Archive for January 2011

Sara Seager : The Planet seeker

Hundreds of years from now, says Sara Seager, “people will look back at us, and they won’t remember me or you. They’ll remember us as the generation of people who first found the Earth-like worlds” outside our Solar System.

This year, scientists have come tantalizingly close, says Seager, an astronomer at the Massachusetts Institute of Tech- nology (MIT) in Cambridge. NASA’s Kepler space telescope, which monitors thousands of stars for dimming caused by an orbiting planet, has found 28 confirmed exoplanets this year, including one that is slightly bigger than Earth and in
its star’s habitable zone. More than 2,000 await verification. But Seager, a member of the Kepler science team, wants to do better.
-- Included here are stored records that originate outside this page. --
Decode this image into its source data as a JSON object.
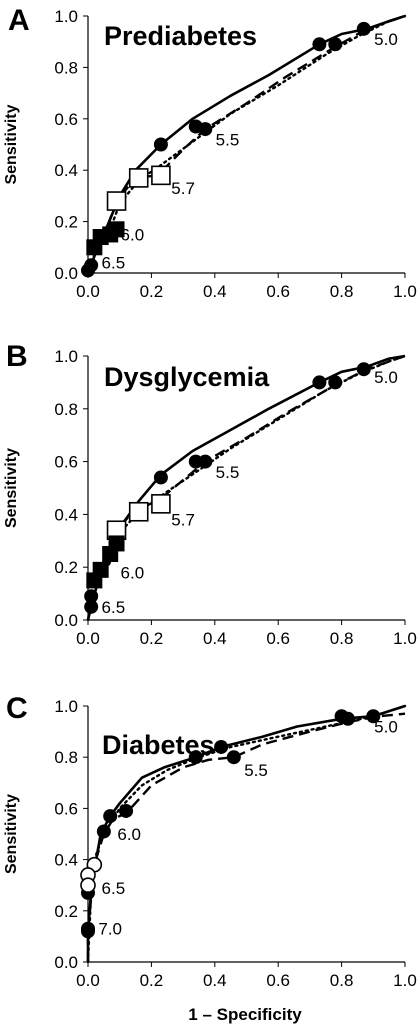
{
  "figure": {
    "xlabel": "1 – Specificity",
    "ylabel": "Sensitivity"
  },
  "chart_data": [
    {
      "type": "line",
      "panel": "A",
      "title": "Prediabetes",
      "ylabel": "Sensitivity",
      "xlabel": "",
      "xlim": [
        0,
        1
      ],
      "ylim": [
        0,
        1
      ],
      "xticks": [
        "0.0",
        "0.2",
        "0.4",
        "0.6",
        "0.8",
        "1.0"
      ],
      "yticks": [
        "0.0",
        "0.2",
        "0.4",
        "0.6",
        "0.8",
        "1.0"
      ],
      "grid": false,
      "series": [
        {
          "style": "solid",
          "x": [
            0,
            0.01,
            0.03,
            0.06,
            0.1,
            0.15,
            0.23,
            0.33,
            0.45,
            0.57,
            0.73,
            0.8,
            0.88,
            0.95,
            1.0
          ],
          "y": [
            0,
            0.03,
            0.1,
            0.18,
            0.3,
            0.4,
            0.5,
            0.6,
            0.69,
            0.77,
            0.89,
            0.93,
            0.95,
            0.98,
            1.0
          ]
        },
        {
          "style": "dotted",
          "x": [
            0,
            0.01,
            0.03,
            0.07,
            0.1,
            0.16,
            0.23,
            0.34,
            0.45,
            0.6,
            0.75,
            0.85,
            0.95,
            1.0
          ],
          "y": [
            0,
            0.03,
            0.1,
            0.17,
            0.27,
            0.36,
            0.42,
            0.52,
            0.62,
            0.73,
            0.85,
            0.92,
            0.98,
            1.0
          ]
        },
        {
          "style": "dashed",
          "x": [
            0,
            0.02,
            0.05,
            0.09,
            0.15,
            0.22,
            0.3,
            0.37,
            0.5,
            0.62,
            0.78,
            0.88,
            1.0
          ],
          "y": [
            0,
            0.07,
            0.14,
            0.28,
            0.37,
            0.38,
            0.48,
            0.56,
            0.66,
            0.76,
            0.88,
            0.95,
            1.0
          ]
        }
      ],
      "markers": [
        {
          "shape": "circle-filled",
          "x": [
            0.87,
            0.78,
            0.73,
            0.34,
            0.37,
            0.23,
            0.0,
            0.01
          ],
          "y": [
            0.95,
            0.89,
            0.89,
            0.57,
            0.56,
            0.5,
            0.01,
            0.03
          ]
        },
        {
          "shape": "square-open",
          "x": [
            0.09,
            0.16,
            0.23
          ],
          "y": [
            0.28,
            0.37,
            0.38
          ]
        },
        {
          "shape": "square-filled",
          "x": [
            0.02,
            0.04,
            0.07,
            0.09
          ],
          "y": [
            0.1,
            0.14,
            0.15,
            0.17
          ]
        }
      ],
      "annotations": [
        {
          "text": "5.0",
          "x": 0.94,
          "y": 0.91
        },
        {
          "text": "5.5",
          "x": 0.44,
          "y": 0.52
        },
        {
          "text": "5.7",
          "x": 0.3,
          "y": 0.33
        },
        {
          "text": "6.0",
          "x": 0.14,
          "y": 0.15
        },
        {
          "text": "6.5",
          "x": 0.08,
          "y": 0.04
        }
      ]
    },
    {
      "type": "line",
      "panel": "B",
      "title": "Dysglycemia",
      "ylabel": "Sensitivity",
      "xlabel": "",
      "xlim": [
        0,
        1
      ],
      "ylim": [
        0,
        1
      ],
      "xticks": [
        "0.0",
        "0.2",
        "0.4",
        "0.6",
        "0.8",
        "1.0"
      ],
      "yticks": [
        "0.0",
        "0.2",
        "0.4",
        "0.6",
        "0.8",
        "1.0"
      ],
      "grid": false,
      "series": [
        {
          "style": "solid",
          "x": [
            0,
            0.01,
            0.03,
            0.06,
            0.1,
            0.16,
            0.23,
            0.33,
            0.45,
            0.57,
            0.73,
            0.8,
            0.88,
            0.95,
            1.0
          ],
          "y": [
            0,
            0.05,
            0.14,
            0.23,
            0.35,
            0.45,
            0.55,
            0.64,
            0.72,
            0.8,
            0.9,
            0.94,
            0.96,
            0.99,
            1.0
          ]
        },
        {
          "style": "dotted",
          "x": [
            0,
            0.01,
            0.03,
            0.07,
            0.1,
            0.16,
            0.23,
            0.34,
            0.45,
            0.6,
            0.75,
            0.85,
            0.95,
            1.0
          ],
          "y": [
            0,
            0.05,
            0.14,
            0.22,
            0.33,
            0.41,
            0.47,
            0.56,
            0.65,
            0.76,
            0.87,
            0.93,
            0.98,
            1.0
          ]
        },
        {
          "style": "dashed",
          "x": [
            0,
            0.02,
            0.04,
            0.07,
            0.09,
            0.15,
            0.22,
            0.3,
            0.37,
            0.5,
            0.62,
            0.78,
            0.88,
            1.0
          ],
          "y": [
            0,
            0.15,
            0.2,
            0.25,
            0.34,
            0.42,
            0.45,
            0.53,
            0.6,
            0.69,
            0.78,
            0.89,
            0.95,
            1.0
          ]
        }
      ],
      "markers": [
        {
          "shape": "circle-filled",
          "x": [
            0.87,
            0.78,
            0.73,
            0.34,
            0.37,
            0.23,
            0.01,
            0.01
          ],
          "y": [
            0.95,
            0.9,
            0.9,
            0.6,
            0.6,
            0.54,
            0.05,
            0.09
          ]
        },
        {
          "shape": "square-open",
          "x": [
            0.09,
            0.16,
            0.23
          ],
          "y": [
            0.34,
            0.41,
            0.44
          ]
        },
        {
          "shape": "square-filled",
          "x": [
            0.02,
            0.04,
            0.07,
            0.09
          ],
          "y": [
            0.15,
            0.19,
            0.25,
            0.29
          ]
        }
      ],
      "annotations": [
        {
          "text": "5.0",
          "x": 0.94,
          "y": 0.92
        },
        {
          "text": "5.5",
          "x": 0.44,
          "y": 0.56
        },
        {
          "text": "5.7",
          "x": 0.3,
          "y": 0.38
        },
        {
          "text": "6.0",
          "x": 0.14,
          "y": 0.18
        },
        {
          "text": "6.5",
          "x": 0.08,
          "y": 0.05
        }
      ]
    },
    {
      "type": "line",
      "panel": "C",
      "title": "Diabetes",
      "ylabel": "Sensitivity",
      "xlabel": "1 – Specificity",
      "xlim": [
        0,
        1
      ],
      "ylim": [
        0,
        1
      ],
      "xticks": [
        "0.0",
        "0.2",
        "0.4",
        "0.6",
        "0.8",
        "1.0"
      ],
      "yticks": [
        "0.0",
        "0.2",
        "0.4",
        "0.6",
        "0.8",
        "1.0"
      ],
      "grid": false,
      "series": [
        {
          "style": "solid",
          "x": [
            0,
            0.0,
            0.01,
            0.02,
            0.04,
            0.07,
            0.1,
            0.17,
            0.24,
            0.34,
            0.42,
            0.55,
            0.66,
            0.8,
            0.9,
            1.0
          ],
          "y": [
            0,
            0.12,
            0.28,
            0.36,
            0.5,
            0.57,
            0.62,
            0.72,
            0.76,
            0.8,
            0.84,
            0.88,
            0.92,
            0.95,
            0.96,
            1.0
          ]
        },
        {
          "style": "dotted",
          "x": [
            0,
            0.01,
            0.02,
            0.05,
            0.1,
            0.17,
            0.25,
            0.35,
            0.45,
            0.6,
            0.75,
            0.9,
            1.0
          ],
          "y": [
            0,
            0.28,
            0.4,
            0.5,
            0.6,
            0.69,
            0.75,
            0.8,
            0.84,
            0.88,
            0.92,
            0.96,
            1.0
          ]
        },
        {
          "style": "dashed",
          "x": [
            0,
            0.0,
            0.02,
            0.05,
            0.08,
            0.12,
            0.2,
            0.3,
            0.38,
            0.46,
            0.55,
            0.7,
            0.83,
            0.92,
            1.0
          ],
          "y": [
            0,
            0.12,
            0.38,
            0.5,
            0.56,
            0.58,
            0.69,
            0.76,
            0.79,
            0.8,
            0.85,
            0.9,
            0.94,
            0.96,
            0.97
          ]
        }
      ],
      "markers": [
        {
          "shape": "circle-filled",
          "x": [
            0.9,
            0.82,
            0.8,
            0.46,
            0.42,
            0.34,
            0.12,
            0.07,
            0.05,
            0.0,
            0.0,
            0.0
          ],
          "y": [
            0.96,
            0.95,
            0.96,
            0.8,
            0.84,
            0.8,
            0.59,
            0.57,
            0.51,
            0.27,
            0.13,
            0.12
          ]
        },
        {
          "shape": "circle-open",
          "x": [
            0.02,
            0.0,
            0.0
          ],
          "y": [
            0.38,
            0.34,
            0.3
          ]
        }
      ],
      "annotations": [
        {
          "text": "5.0",
          "x": 0.94,
          "y": 0.92
        },
        {
          "text": "5.5",
          "x": 0.53,
          "y": 0.75
        },
        {
          "text": "6.0",
          "x": 0.13,
          "y": 0.5
        },
        {
          "text": "6.5",
          "x": 0.08,
          "y": 0.29
        },
        {
          "text": "7.0",
          "x": 0.07,
          "y": 0.13
        }
      ]
    }
  ]
}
Kepler can reveal a planet’s size and orbital radius, she explains. But to find out whether such a planet is Earth- like — with free oxygen or other signs of biological activity in its atmosphere — astronomers need a spectrum of the parent star’s light reflected from or transmitted through the atmoshere. Because the stars in Kepler’s field of view are up to 920 parsecs (3,000 light years) away, they are too dim for that. Seager wants to search for Earth-like planets no more than 30 parsecs away, close enough that their atmospheres could be studied. Her tool would be a 10 × 10 × 30-centimetre space telescope designed to watch a single star for a planetary transit. Such an ‘ExoplanetSat’ would not be able to analyse spectra by itself. For that, Seager will need an orbiting telescope such as the Terrestrial Planet Finder, an ambitious concept that NASA put on ice in 2006. But a fleet of ExoplanetSats could provide a resurrected planet finder with a map of where to look. Each ExoplanetSat would cost less than US$1 million. Rather than a telescope mirror, it would rely on a modified, $1,300 commercial lens. And dozens could be launched very cheaply, piggybacking on rockets carrying other missions.
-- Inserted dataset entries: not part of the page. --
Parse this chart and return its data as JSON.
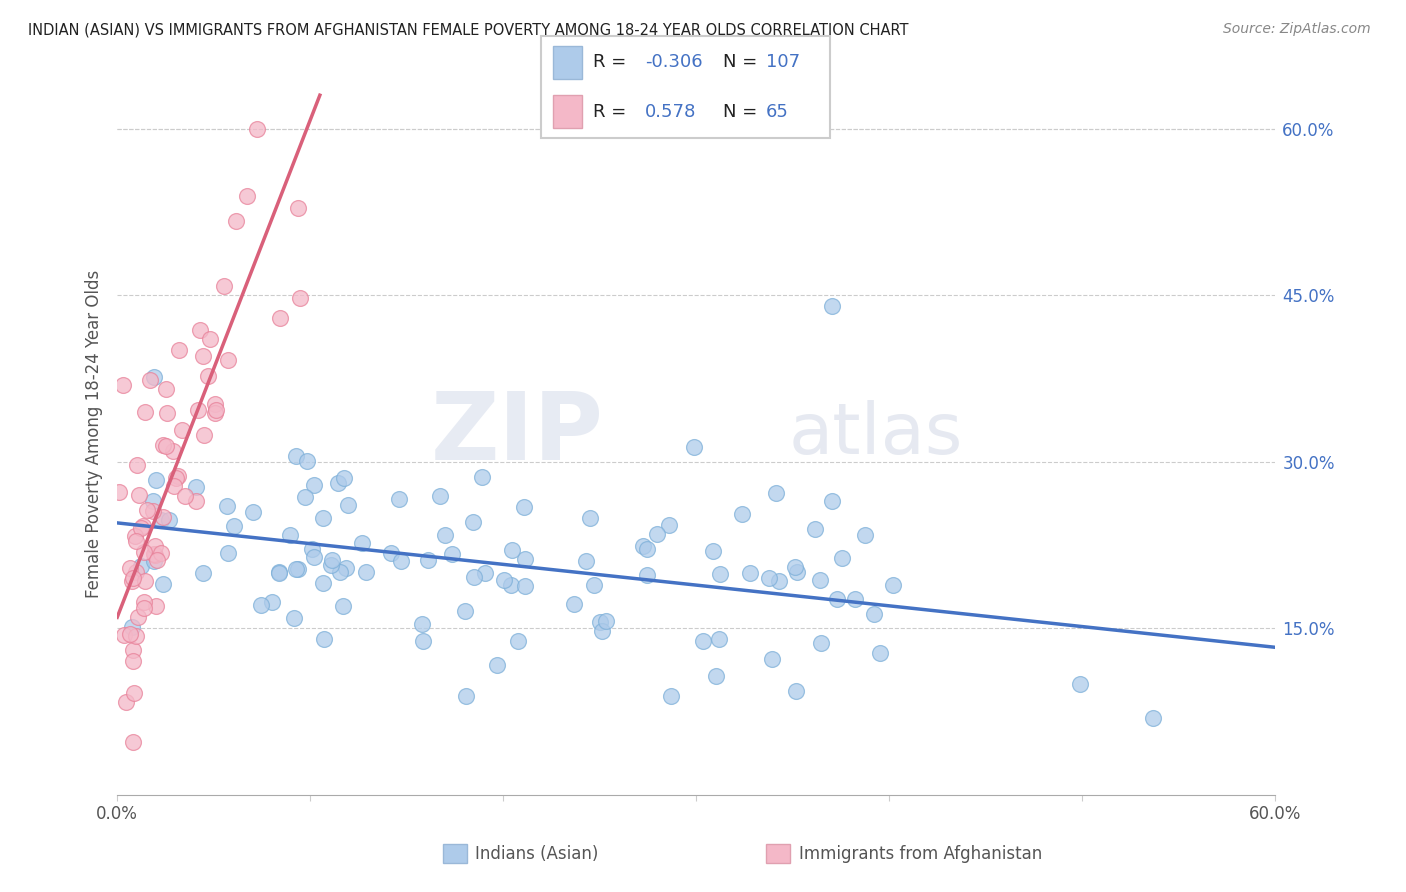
{
  "title": "INDIAN (ASIAN) VS IMMIGRANTS FROM AFGHANISTAN FEMALE POVERTY AMONG 18-24 YEAR OLDS CORRELATION CHART",
  "source": "Source: ZipAtlas.com",
  "ylabel": "Female Poverty Among 18-24 Year Olds",
  "xlim": [
    0.0,
    0.6
  ],
  "ylim": [
    0.0,
    0.65
  ],
  "yticks_right": [
    0.15,
    0.3,
    0.45,
    0.6
  ],
  "ytick_labels_right": [
    "15.0%",
    "30.0%",
    "45.0%",
    "60.0%"
  ],
  "blue_color": "#AECBEA",
  "blue_edge": "#7EB0D9",
  "pink_color": "#F4B8C8",
  "pink_edge": "#E8829A",
  "blue_line_color": "#4472C4",
  "pink_line_color": "#D9607A",
  "R_blue": -0.306,
  "N_blue": 107,
  "R_pink": 0.578,
  "N_pink": 65,
  "legend_label_blue": "Indians (Asian)",
  "legend_label_pink": "Immigrants from Afghanistan",
  "watermark_zip": "ZIP",
  "watermark_atlas": "atlas",
  "blue_line_x": [
    0.0,
    0.6
  ],
  "blue_line_y": [
    0.245,
    0.133
  ],
  "pink_line_x": [
    0.0,
    0.105
  ],
  "pink_line_y": [
    0.16,
    0.63
  ]
}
“I’m trying to do new things,” says Seager, who is teaching herself the necessary engineering and is aiming for a 2013 launch. Her group has received roughly $3 million in funding from MIT, Draper Laboratory in Cambridge and elsewhere.

Geoff Marcy, an astronomer at the University of California, Berkeley, and one of the first exoplanet seekers, lauds Seager’s creativity in unfamiliar fields. “There are thousands of scientists working on exoplanets,” he says. “She’s looking for something different.”